1857: Câmara municipal aprova os artigos de postura da Villa da Telha

23/12/2023

Naiara Leonardo Araújo (Doutoranda em História Global pela Universidade Federal de Santa Catarina/ bolsista CAPES. Pesquisas nas áreas de interesse: cinema e história; cinema e educação; história de Iguatu)

No ano de 1857 Iguatu ainda não era conhecida por esse nome, mas por Villa da Telha. Sua alteração para a comarca e cidade de Iguatu vai se dar somente no ano de 1883, através do “projecto n. 2”, conforme consta no jornal Gazeta do Norte, de 10 de novembro de 1883, ed. 245.
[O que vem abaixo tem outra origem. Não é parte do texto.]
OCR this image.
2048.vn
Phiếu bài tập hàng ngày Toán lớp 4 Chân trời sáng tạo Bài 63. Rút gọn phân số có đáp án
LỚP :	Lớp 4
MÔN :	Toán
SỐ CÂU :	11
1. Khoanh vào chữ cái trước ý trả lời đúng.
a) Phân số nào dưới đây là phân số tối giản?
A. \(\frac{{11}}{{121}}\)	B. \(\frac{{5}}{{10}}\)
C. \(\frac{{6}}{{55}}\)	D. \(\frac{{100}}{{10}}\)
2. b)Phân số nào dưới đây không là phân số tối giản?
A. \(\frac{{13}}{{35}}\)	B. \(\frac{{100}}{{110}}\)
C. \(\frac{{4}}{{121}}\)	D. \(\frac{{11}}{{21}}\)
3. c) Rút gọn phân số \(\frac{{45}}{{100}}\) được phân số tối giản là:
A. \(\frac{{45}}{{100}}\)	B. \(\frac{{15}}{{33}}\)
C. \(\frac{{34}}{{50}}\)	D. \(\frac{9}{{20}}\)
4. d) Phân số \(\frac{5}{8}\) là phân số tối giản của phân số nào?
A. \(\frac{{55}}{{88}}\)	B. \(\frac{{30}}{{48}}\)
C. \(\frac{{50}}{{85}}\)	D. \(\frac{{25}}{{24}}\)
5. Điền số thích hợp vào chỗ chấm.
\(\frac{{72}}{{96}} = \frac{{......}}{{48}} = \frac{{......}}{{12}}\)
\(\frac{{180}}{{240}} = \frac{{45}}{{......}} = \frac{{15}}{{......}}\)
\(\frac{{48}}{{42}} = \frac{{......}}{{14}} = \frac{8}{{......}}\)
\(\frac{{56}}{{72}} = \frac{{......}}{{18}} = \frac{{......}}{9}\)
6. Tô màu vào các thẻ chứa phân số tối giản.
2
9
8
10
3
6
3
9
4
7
Tampouco seus limites geográficos se encontravam já fixados. Ao longo dessa segunda metade do século XIX, encontram-se diversos “projectos” levados para a Assembléia Legislativa Provincial do Ceará (alterado para Assembléia Legislativa do Ceará, com a Proclamação da República) anexando ou desmembrando determinados territórios. É o caso da lei nº 81, de 30 de agosto de 1883, que desmembrou os sítios “Lagôa, de Manoel Pereira de Carvalho, e Gameleira, de Esequiel Bernardes da Cunha”, de acordo com texto publicado no jornal A Republica, de 2 de setembro de 1883, ed. 200.

Também não é possível precisar a população estimada no ano de 1857. O censo mais próximo dessa data que se tem conhecimento até o momento data de 1892, no qual Iguatu possuía uma população de 11.933 habitantes, assim consta na matéria do jornal A Republica, de 6 de agosto de 1892, ed. 93.

Fato é que, diante de alguns milhares de habitantes, a cidade começou a se preocupar com a convivência e estrutura urbana. Data de 27 de agosto de 1855 a resolução nº 712, em que aprova os artigos de postura da comarca municipal da Villa da Telha. Contendo apenas 6 artigos, pode-se destacar os seguintes interesses presentes naquele ano: 1) os proprietários de casas situadas no centro urbano eram obrigados a extinguir as formigas de roça; 2) os proprietários de casas no entorno do largo, que foi denominado de Largo D’Aurora por meio desta resolução, ficavam obrigados a plantar árvores no seu entorno; 3) além da previsão de multas para quem descumprisse qualquer desses artigos (incluindo aí os escravos, conforme tratei numa matéria publicada no mês de novembro).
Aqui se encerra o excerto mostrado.